I've created a web service client using Axis2. I would like to package the client into a jar, so I can use it in several other projects. The client uses the Axis2 WS-Security module 'rampart'. This module, rampart.mar (not a typo!) has to be present on the Axis 'repository path', in a directory called 'modules'. The client also requires a security policy file, policy.xml. The locations of these last two are injected via Spring, but as they are not subject to change, I would like to package them into the jar.

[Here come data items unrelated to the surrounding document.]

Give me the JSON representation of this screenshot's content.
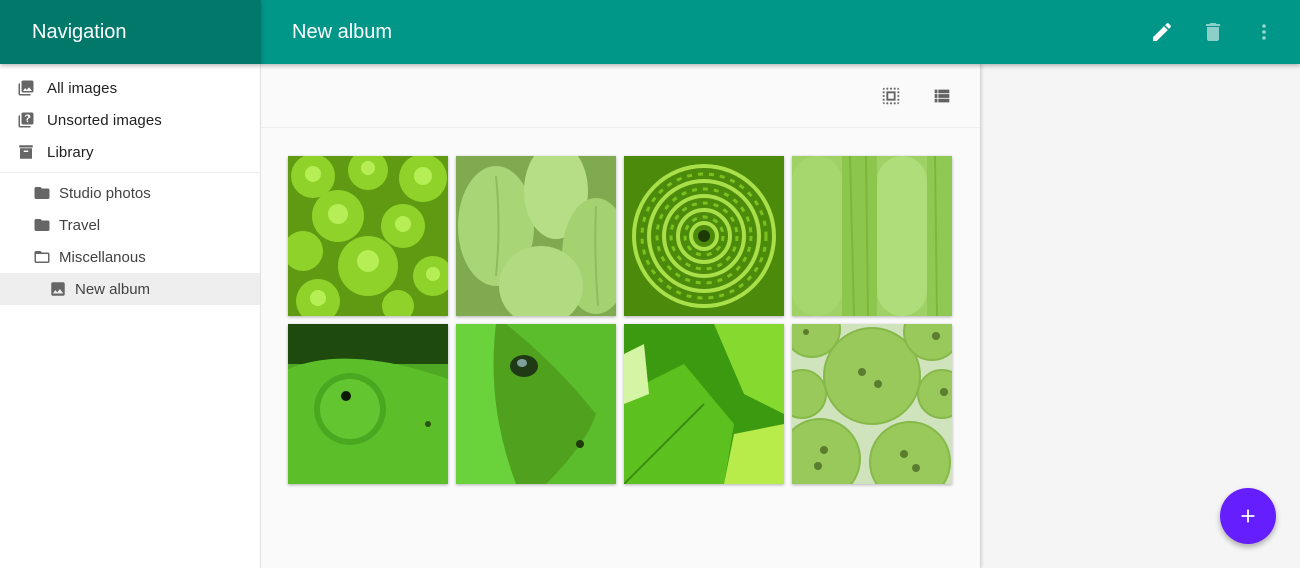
{
  "navigation": {
    "title": "Navigation",
    "items": [
      {
        "label": "All images",
        "icon": "photo-library-icon"
      },
      {
        "label": "Unsorted images",
        "icon": "unsorted-images-icon"
      },
      {
        "label": "Library",
        "icon": "archive-icon"
      }
    ],
    "folders": [
      {
        "label": "Studio photos",
        "icon": "folder-icon"
      },
      {
        "label": "Travel",
        "icon": "folder-icon"
      },
      {
        "label": "Miscellanous",
        "icon": "folder-open-outline-icon"
      }
    ],
    "albums": [
      {
        "label": "New album",
        "icon": "image-icon",
        "selected": true
      }
    ]
  },
  "app_bar": {
    "title": "New album",
    "actions": [
      {
        "name": "edit",
        "icon": "pencil-icon"
      },
      {
        "name": "delete",
        "icon": "trash-icon"
      },
      {
        "name": "more",
        "icon": "more-vert-icon"
      }
    ]
  },
  "toolbar": {
    "tools": [
      {
        "name": "select-all",
        "icon": "select-all-icon"
      },
      {
        "name": "list-view",
        "icon": "list-view-icon"
      }
    ]
  },
  "images": [
    {
      "subject": "romanesco broccoli"
    },
    {
      "subject": "green tulip buds"
    },
    {
      "subject": "green chrysanthemum"
    },
    {
      "subject": "green macarons"
    },
    {
      "subject": "chameleon eye"
    },
    {
      "subject": "green snake"
    },
    {
      "subject": "green leaves"
    },
    {
      "subject": "green buttons"
    }
  ],
  "colors": {
    "primary": "#009688",
    "primary_dark": "#00796b",
    "accent": "#651fff"
  },
  "fab": {
    "icon": "plus-icon",
    "action": "add"
  }
}
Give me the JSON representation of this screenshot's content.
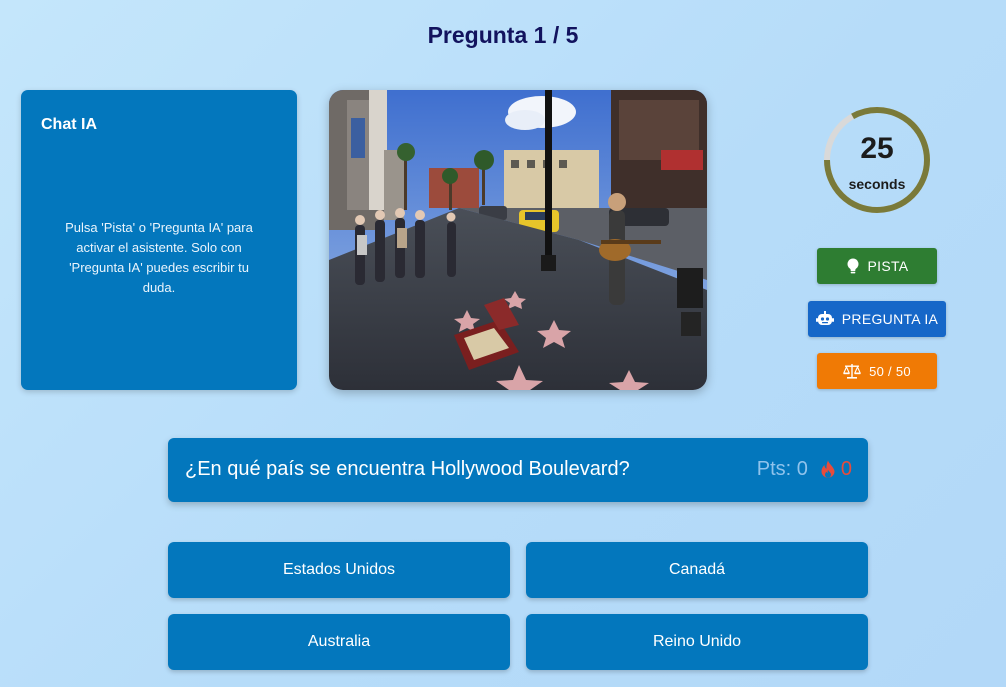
{
  "header": {
    "title": "Pregunta 1 / 5"
  },
  "chat": {
    "title": "Chat IA",
    "hint": "Pulsa 'Pista' o 'Pregunta IA' para activar el asistente. Solo con 'Pregunta IA' puedes escribir tu duda."
  },
  "timer": {
    "value": "25",
    "unit": "seconds",
    "remaining_fraction": 0.83,
    "ring_color": "#7a7a3a",
    "track_color": "#d9d9d9"
  },
  "buttons": {
    "hint_label": "PISTA",
    "ask_ai_label": "PREGUNTA IA",
    "fifty_label": "50 / 50",
    "hint_icon": "lightbulb-icon",
    "ask_ai_icon": "robot-icon",
    "fifty_icon": "scale-icon"
  },
  "question": {
    "text": "¿En qué país se encuentra Hollywood Boulevard?",
    "score_label": "Pts: 0",
    "streak": "0",
    "streak_icon": "fire-icon"
  },
  "answers": [
    "Estados Unidos",
    "Canadá",
    "Australia",
    "Reino Unido"
  ],
  "colors": {
    "panel": "#0377bd",
    "hint_button": "#2e7d32",
    "ai_button": "#1667c8",
    "fifty_button": "#f07a05",
    "title": "#12135e"
  }
}
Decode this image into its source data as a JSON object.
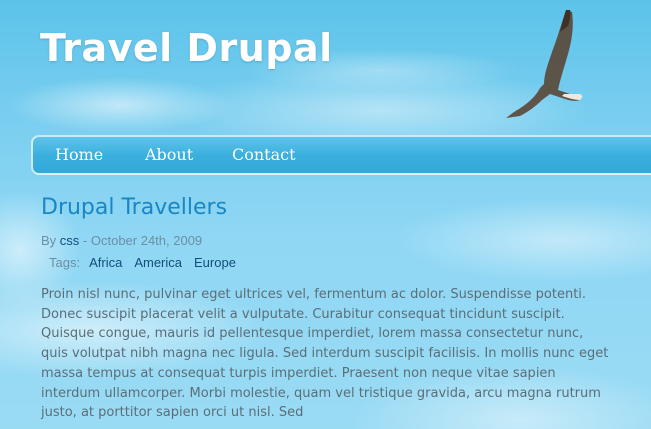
{
  "site": {
    "title": "Travel Drupal"
  },
  "nav": {
    "items": [
      {
        "label": "Home"
      },
      {
        "label": "About"
      },
      {
        "label": "Contact"
      }
    ]
  },
  "post": {
    "title": "Drupal Travellers",
    "by_label": "By",
    "author": "css",
    "date_text": "- October 24th, 2009",
    "tags_label": "Tags:",
    "tags": [
      "Africa",
      "America",
      "Europe"
    ],
    "body": "Proin nisl nunc, pulvinar eget ultrices vel, fermentum ac dolor. Suspendisse potenti. Donec suscipit placerat velit a vulputate. Curabitur consequat tincidunt suscipit. Quisque congue, mauris id pellentesque imperdiet, lorem massa consectetur nunc, quis volutpat nibh magna nec ligula. Sed interdum suscipit facilisis. In mollis nunc eget massa tempus at consequat turpis imperdiet. Praesent non neque vitae sapien interdum ullamcorper. Morbi molestie, quam vel tristique gravida, arcu magna rutrum justo, at porttitor sapien orci ut nisl. Sed"
  },
  "colors": {
    "sky": "#7ccff0",
    "nav_bar": "#3bb0de",
    "post_title": "#1a86c4",
    "link": "#144c7a",
    "body_text": "#5b6e78"
  },
  "icons": {
    "header_image": "eagle-icon"
  }
}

If you inject a File object like:
<bean id="webserviceStubFactory" class="com.company.WebserviceStubFactory">
<constructor-arg value="classpath:policy.xml"/>
</bean>
it will work just fine when running/testing the project directly. However, when you package it into a jar, you get
java.io.FileNotFoundException: class path resource [policy.xml] cannot be resolved to absolute file path because it does not reside in the file system: jar:file:/path/to/webservice-0.8.jar!/policy.xml
This is a well known Spring 'problem': the constructor-arg is resolved into a Spring ClasspathResource instance and it doesn't support getFile(), because File instances cannot refer to something inside a jar. The solution to this is pretty simple: change the constructor to take a Resource instead of a file and use the InputStream directly. However, this doesn't work for the Axis2 repository path, as I can only specify the full path to the repository and the Axis2 internals figure out where the rampart.mar is located.
So, the question basically boils down to: is it possible to use Spring to inject a path inside a jar (even if it's only /) and have other libraries read from that path as if it were a regular filesystem? I'm guessing it isn't, but I would like to be sure, before installing external 'axis repositories' on the dev/test/production environments and having several copies of the rampart.mar lying around.